Food stored in warm conditions, even for short periods, can be a breeding ground for microorganisms. Many of these can have harmful effects on humans. The Food and Drug Administration provides guidelines for proper refrigeration temperature to limit the risk of food-borne illnesses.
The FDA recommends that refrigerators be set to 40 degrees Fahrenheit or below. Check the temperature on the refrigerator's thermometer, or use an appliance thermometer to determine that the refrigerator settings are correct. Place the appliance thermometer in a glass of water in the center of the refrigerator for five to eight hours, then check the temperature. If it is above 40 degrees, adjust the refrigerator's settings.

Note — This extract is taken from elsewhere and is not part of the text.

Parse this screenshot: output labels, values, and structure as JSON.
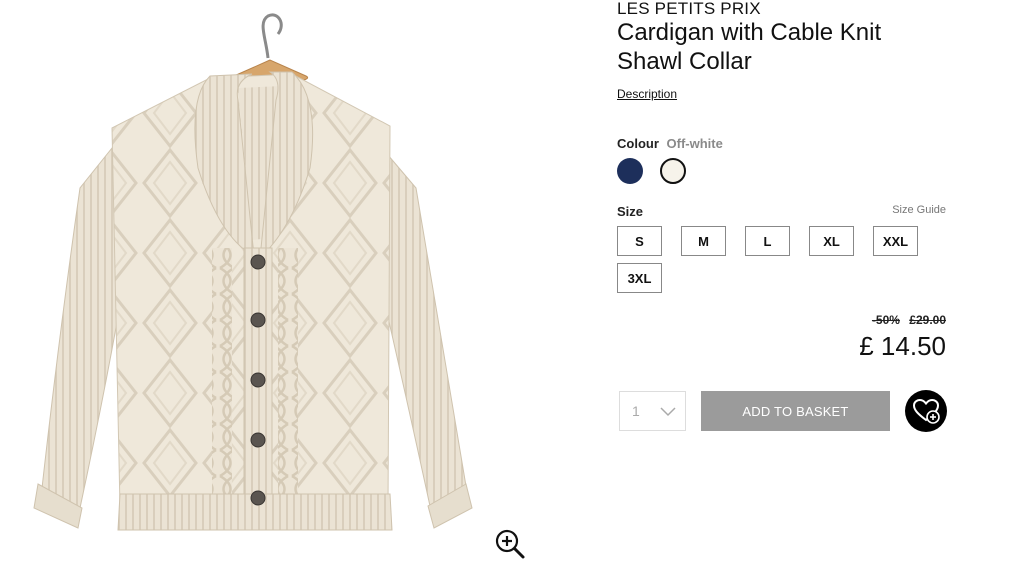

According to the FDA, a freezer should always be set at 0 degrees Fahrenheit or below. Test the temperature of your freezer with an appliance thermometer placed between frozen food packages. Freezing renders the microbes in food inactive. Although prolonged freezing may reduce the quality of some foodstuffs, particularly if they are not sealed in airtight containers, the food will remain safe to consume.
What to Refrigerate
The FDA recommends -- and common sense dictates -- that consumers refrigerate perishable foods such as milk, seafood, meat, poultry and eggs. Most fruits and vegetables don't need to be refrigerated for food safety, although some may last longer if refrigerated. If in doubt, follow the refrigeration instruction on a food's packaging. Although refrigerated food is safer, always check for signs of spoiling.
The Two-Hour Rule
Perishable food should never be left out of the refrigerator for more than two hours. Beyond this point, the growth of microorganisms may reach harmful levels. If the room temperature is high -- 90 degrees F or higher -- this time period is shortened to one hour. Ideally, food should be refrigerated or frozen as quickly as possible.